Themenüberblick

Spitzenreiter Rasierwasser

Global 2000 hat in seinem bisher zweiten Kosmetikcheck neuerlich Körperpflegeartikel untersucht und in jedem fünften Produkt hormonell wirksame und damit potenziell schädliche Substanzen gefunden. Die Umweltorganisation fordert im Sinn der Vorsorge einen Verzicht auf derartige Stoffe.

Dieser Artikel ist älter als ein Jahr.

Über 500 Körperpflegeprodukte aus österreichischen Drogeriemärkten und Supermärkten wurden anhand der Herstellerangaben auf dem Produkt auf jene Inhaltsstoffe überprüft, die auf der EU-Prioritätenliste für hormonell wirksame Chemikalien in der Kategorie eins oder zwei gelistet sind. 119 der 531 Produkte bzw. 22 Prozent enthielten demnach Substanzen, die sich auf der Liste in den obersten beiden Kategorien finden, hieß es Ende Jänner bei der Studienpräsentation in Wien.

Vor zwei Jahren waren es 35 Prozent

Die größte Hormonbelastung zeigten Rasierwasser, die Global 2000 zufolge nach wie vor in rund 40 Prozent der Produkte hormonell wirksame UV-Filter und UV-Absorber aufweisen.
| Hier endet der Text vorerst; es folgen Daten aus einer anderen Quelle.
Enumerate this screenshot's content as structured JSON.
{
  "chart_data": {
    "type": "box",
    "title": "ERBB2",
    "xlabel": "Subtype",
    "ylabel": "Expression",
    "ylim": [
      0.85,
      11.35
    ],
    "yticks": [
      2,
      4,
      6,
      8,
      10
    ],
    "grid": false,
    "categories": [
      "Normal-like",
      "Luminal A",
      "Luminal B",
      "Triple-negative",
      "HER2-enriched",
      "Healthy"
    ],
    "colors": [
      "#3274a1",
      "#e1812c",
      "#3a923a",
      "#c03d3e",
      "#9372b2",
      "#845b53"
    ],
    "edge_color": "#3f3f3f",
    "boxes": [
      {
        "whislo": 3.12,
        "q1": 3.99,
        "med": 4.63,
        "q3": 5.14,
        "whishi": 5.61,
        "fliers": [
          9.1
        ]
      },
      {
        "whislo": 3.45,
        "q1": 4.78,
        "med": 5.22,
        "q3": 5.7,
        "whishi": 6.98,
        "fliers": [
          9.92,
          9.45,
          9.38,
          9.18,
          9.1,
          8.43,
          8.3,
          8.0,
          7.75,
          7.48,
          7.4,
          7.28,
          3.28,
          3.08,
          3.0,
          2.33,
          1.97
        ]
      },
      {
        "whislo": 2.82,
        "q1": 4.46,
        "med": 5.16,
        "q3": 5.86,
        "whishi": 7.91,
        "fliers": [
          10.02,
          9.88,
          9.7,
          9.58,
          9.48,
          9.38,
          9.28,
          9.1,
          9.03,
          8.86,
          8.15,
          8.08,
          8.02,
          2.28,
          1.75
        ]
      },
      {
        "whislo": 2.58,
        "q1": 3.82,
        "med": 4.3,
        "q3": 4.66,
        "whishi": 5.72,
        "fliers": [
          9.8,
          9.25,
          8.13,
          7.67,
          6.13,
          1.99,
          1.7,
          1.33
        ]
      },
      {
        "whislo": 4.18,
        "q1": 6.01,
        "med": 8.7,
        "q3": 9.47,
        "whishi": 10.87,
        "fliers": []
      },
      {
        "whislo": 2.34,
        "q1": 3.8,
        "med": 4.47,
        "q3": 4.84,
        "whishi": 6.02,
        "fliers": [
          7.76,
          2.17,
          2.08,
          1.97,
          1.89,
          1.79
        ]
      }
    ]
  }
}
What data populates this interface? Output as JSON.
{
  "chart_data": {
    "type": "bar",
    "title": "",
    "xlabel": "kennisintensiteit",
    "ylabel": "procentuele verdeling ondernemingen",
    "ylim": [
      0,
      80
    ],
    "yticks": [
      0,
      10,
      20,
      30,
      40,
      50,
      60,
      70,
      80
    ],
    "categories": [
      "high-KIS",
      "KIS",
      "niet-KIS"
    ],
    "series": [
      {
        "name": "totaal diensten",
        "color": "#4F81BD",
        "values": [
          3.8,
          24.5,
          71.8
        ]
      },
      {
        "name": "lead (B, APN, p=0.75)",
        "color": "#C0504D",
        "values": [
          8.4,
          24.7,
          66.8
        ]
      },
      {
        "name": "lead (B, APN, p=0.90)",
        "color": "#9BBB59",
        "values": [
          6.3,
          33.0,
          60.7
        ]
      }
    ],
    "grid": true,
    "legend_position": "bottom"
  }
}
Die Belastung von Bodylotions ist von 46 auf 21 Prozent und die von Zahnpasten von 20 auf elf Prozent der Produkte zurückgegangen.

Helmut Burtscher, Biochemiker bei Global 2000

picturedesk.com/Verlagsgruppe News/Marcus DEAK

Global-2000-Chemiker Helmut Burtscher klagt über schwierige Datenlage

Beim ersten Global-2000-Kosmetikcheck vor zwei Jahren lag der Anteil noch bei 35 Prozent. Mittlerweile hätten die Ketten BIPA, Hofer und Spar ihre Eigenmarken auf „hormonfrei“ umgestellt, so Global 2000.

„Fülle von Stoffen“

Hormonell wirksame Chemikalien werden vor allem als Konservierungsmittel und als UV-Filter eingesetzt. Die von der Organisation beanstandeten Chemikalien stehen unter dem Verdacht, aufgrund ihrer strukturellen Ähnlichkeit mit körpereigenen Hormonen die sensiblen hormonellen Steuerungsprozesse im Körper negativ zu beeinflussen und irreversible Gesundheitsschäden verursachen zu können. In welchem Ausmaß, ist nicht bekannt. Als besonders gefährdet gelten Kinder, Jugendliche und Schwangere. „Es handelt sich um eine Fülle von Stoffen, es ist unübersichtlich, und die Datenlage ist mangelhaft“, sagte Global-2000-Chemiker Helmut Burtscher.

Schwere Vorwürfe gegen EU: „Säumig“

Der EU wirft Burtscher Säumigkeit vor und wies auf ein im Dezember 2015 ergangenes Urteil des Europäischen Gerichtshofs (EuGH) gegen die EU-Kommission nach einer von Schweden angestrengten Klage hin: Demnach hätte die Kommission schon längst Regelungen zur Bestimmung endokrinschädigender Eigenschaften erlassen müssen. Und spätestens im Jänner 2015 wäre eine Überprüfung der EU-Kosmetikverordnung im Hinblick auf endokrin wirksame Substanzen fällig gewesen.

Gesundheitsministerin Sabine Oberhauser

APA/Herbert P. Oczeret

Gesundheitsministerin für neue EU-weite Kosmetikverordnung

Die heimische Branchenplattform der Markenproduzenten, Kosmetik transparent, sieht indes die Sicherheitsbewertungen der Hersteller als gewährleistet. Die Auswahlkriterien von Global 2000 für seinen Kosmetikcheck seien als Orientierungshilfe für die Verbraucher „völlig ungeeignet“ und führten daher zu einer „ungerechtfertigten Verunsicherung“, heißt es auf Website von Kosmetik transparent. Ein „tatsächlicher Einfluss auf den Hormonhaushalt im menschlichen Körper“ sei „in keinem Fall nachgewiesen“.

Auch Oberhauser sieht Handlungsbedarf

Gesundheitsministerin Sabine Oberhauser (SPÖ) sieht das anders: Sie fordert den EU-Kommissar für Gesundheit und Lebensmittelsicherheit, Vytenis Andriukaitis auf, noch in diesem Jahr einen konkreten Vorschlag für eine Änderung der EU-Kosmetikverordnung vorzulegen. Unabhängig davon unterstütze sie Bemühungen von Kosmetikunternehmen, freiwillig auf die Verwendung von Stoffen zu verzichten, die möglicherweise endokrin wirksam sind.